In 1919, he moved to Toronto in Canada, where he taught elocution and singing, and continued his concert career. His work aided in the development of music in Toronto; an example of which were his "Tuesday Nine O'Clocks", a series of recitals with unfamiliar renditions of little known vocal and chamber music. During the late 1920s he was on staff as a diction coach with the American Opera Company. He also taught at the University of Toronto until his death in 1945.

==Sexuality==
McInnes is rumoured to have had close male friendships prior to marrying Angela Mackail (later to become the author Angela Thirkell). He was known for his heavy drinking at the time of his marriage, and much later on his bisexuality became known.

==Personal life==
McInnes and Angela Mackail had two sons, Graham McInnes (1912–1970) and Colin MacInnes (1914–1976), both of whom became well-known authors. They also had a third child, Mary, who lived less than 18 months. During their marriage, he was unfaithful by a dalliance with one of the servants. This infidelity led to their divorce in 1917. Angela left with her two sons and married George Thirkell, a Captain in the ANZAC forces. They had one child named Lancelot George ("Lance"). In 1919, they settled in Melbourne, Australia. However, in 1930, Angela left George Thirkell and returned to England with Lance, where she wrote many books and became a well-known author until her death in 1960.

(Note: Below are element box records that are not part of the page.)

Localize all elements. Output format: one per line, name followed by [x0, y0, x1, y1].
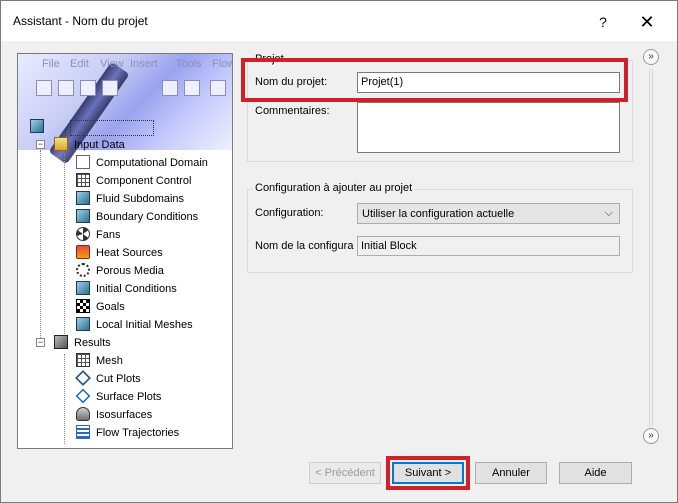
configuration-name-label: Nom de la configura: [255, 240, 354, 252]
local-mesh-icon: [76, 317, 90, 331]
expander-input-data[interactable]: −: [36, 140, 45, 149]
tree-item-flow-trajectories[interactable]: Flow Trajectories: [76, 424, 179, 442]
help-icon[interactable]: ?: [585, 9, 621, 35]
flow-trajectory-icon: [76, 425, 90, 439]
selection-box: [70, 120, 154, 136]
tree-item-isosurfaces[interactable]: Isosurfaces: [76, 406, 152, 424]
configuration-name-input[interactable]: Initial Block: [357, 236, 620, 256]
mesh-icon: [76, 353, 90, 367]
tree-label: Boundary Conditions: [96, 211, 199, 223]
print-icon: [102, 80, 118, 96]
tree-label: Initial Conditions: [96, 283, 177, 295]
tree-line: [64, 154, 65, 336]
heat-source-icon: [76, 245, 90, 259]
goals-flag-icon: [76, 299, 90, 313]
wizard-dialog: Assistant - Nom du projet ? ✕ File Edit …: [0, 0, 678, 503]
new-doc-icon: [36, 80, 52, 96]
tree-item-computational-domain[interactable]: Computational Domain: [76, 154, 208, 172]
component-control-icon: [76, 173, 90, 187]
surface-plot-icon: [75, 388, 91, 404]
tree-label: Component Control: [96, 175, 192, 187]
tree-label: Results: [74, 337, 111, 349]
zoom-icon: [184, 80, 200, 96]
collapse-bottom-button[interactable]: »: [643, 428, 659, 444]
tree-label: Porous Media: [96, 265, 164, 277]
collapse-top-button[interactable]: »: [643, 49, 659, 65]
configuration-group-label: Configuration à ajouter au projet: [253, 182, 415, 194]
tree-label: Isosurfaces: [96, 409, 153, 421]
tree-item-heat-sources[interactable]: Heat Sources: [76, 244, 163, 262]
undo-icon: [210, 80, 226, 96]
tree-label: Fans: [96, 229, 121, 241]
window-title: Assistant - Nom du projet: [13, 14, 148, 28]
tree-item-local-initial-meshes[interactable]: Local Initial Meshes: [76, 316, 193, 334]
preview-menu-tools: Tools: [176, 58, 202, 70]
configuration-select-value: Utiliser la configuration actuelle: [362, 208, 515, 220]
preview-toolbar: [22, 80, 228, 102]
tree-line: [64, 354, 65, 444]
configuration-label: Configuration:: [255, 207, 324, 219]
tree-item-input-data[interactable]: Input Data: [54, 136, 125, 154]
comments-textarea[interactable]: [357, 102, 620, 153]
cancel-button[interactable]: Annuler: [475, 462, 547, 484]
tree-label: Flow Trajectories: [96, 427, 180, 439]
tree-label: Heat Sources: [96, 247, 163, 259]
tree-item-goals[interactable]: Goals: [76, 298, 125, 316]
tree-label: Input Data: [74, 139, 125, 151]
preview-menu-file: File: [42, 58, 60, 70]
configuration-group: [247, 189, 633, 273]
close-icon[interactable]: ✕: [629, 9, 665, 35]
initial-conditions-icon: [76, 281, 90, 295]
side-rail: [649, 69, 653, 427]
tree-item-fluid-subdomains[interactable]: Fluid Subdomains: [76, 190, 184, 208]
tree-item-porous-media[interactable]: Porous Media: [76, 262, 164, 280]
tree-label: Surface Plots: [96, 391, 162, 403]
boundary-conditions-icon: [76, 209, 90, 223]
input-data-icon: [54, 137, 68, 151]
preview-menu-insert: Insert: [130, 58, 158, 70]
save-icon: [80, 80, 96, 96]
tree-label: Computational Domain: [96, 157, 208, 169]
feature-tree-preview: File Edit View Insert Tools Flow − Input…: [17, 53, 233, 449]
tree-label: Cut Plots: [96, 373, 141, 385]
preview-menu-edit: Edit: [70, 58, 89, 70]
comments-label: Commentaires:: [255, 105, 330, 117]
cut-plot-icon: [75, 370, 91, 386]
tree-item-boundary-conditions[interactable]: Boundary Conditions: [76, 208, 198, 226]
tree-item-mesh[interactable]: Mesh: [76, 352, 123, 370]
porous-media-icon: [76, 263, 90, 277]
print-preview-icon: [162, 80, 178, 96]
help-button[interactable]: Aide: [559, 462, 632, 484]
tree-root: [30, 118, 50, 136]
tree-item-surface-plots[interactable]: Surface Plots: [75, 388, 162, 406]
tree-item-results[interactable]: Results: [54, 334, 111, 352]
tree-label: Local Initial Meshes: [96, 319, 193, 331]
results-icon: [54, 335, 68, 349]
tree-item-cut-plots[interactable]: Cut Plots: [75, 370, 141, 388]
expander-results[interactable]: −: [36, 338, 45, 347]
isosurface-icon: [76, 407, 90, 421]
title-bar: Assistant - Nom du projet ? ✕: [1, 1, 677, 41]
previous-button[interactable]: < Précédent: [309, 462, 381, 484]
preview-menu-view: View: [100, 58, 124, 70]
tree-item-initial-conditions[interactable]: Initial Conditions: [76, 280, 177, 298]
computational-domain-icon: [76, 155, 90, 169]
highlight-next-button: [386, 456, 470, 490]
chevron-down-icon: ⌵: [604, 207, 613, 219]
fan-icon: [76, 227, 90, 241]
open-folder-icon: [58, 80, 74, 96]
configuration-select[interactable]: Utiliser la configuration actuelle ⌵: [357, 203, 620, 224]
tree-label: Goals: [96, 301, 125, 313]
tree-item-fans[interactable]: Fans: [76, 226, 120, 244]
tree-label: Fluid Subdomains: [96, 193, 185, 205]
tree-item-component-control[interactable]: Component Control: [76, 172, 191, 190]
preview-banner: File Edit View Insert Tools Flow: [18, 54, 232, 165]
preview-menu-bar: File Edit View Insert Tools Flow: [18, 54, 232, 74]
tree-label: Mesh: [96, 355, 123, 367]
tree-line: [40, 150, 41, 346]
preview-menu-flow: Flow: [212, 58, 233, 70]
part-icon: [30, 119, 44, 133]
highlight-project-name: [241, 58, 628, 102]
fluid-subdomains-icon: [76, 191, 90, 205]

Neither Colin nor Graham McInnes had any contact with their father when they were growing up. However, in 1934, Graham began a search for him and travelled along with Colin to meet him in Canada. Graham described this in a book, published in 1967 called "Finding A Father", where he writes of the search for his father. James Campbell McInnes was apparently delighted to hear from his sons, although it came as a huge surprise. Graham moved to Canada soon after their meeting.

==Death==
McInnes died some years after their meeting in 1945. He is buried in Bala, Ontario, the hometown of his Canadian partner from the Jackson family.

== In literature ==

McInnes is referenced in Ken Follet's novel Fall of Giants (Part One, Ch. 9 iv). He is shown singing selections from Handel to a London audience in July 1914, on the verge of the outbreak of the First World War. Some in his audience, worried about the prospect of an imminent war with Germany, reflect that Handel was a German composer who spent most of his life in London.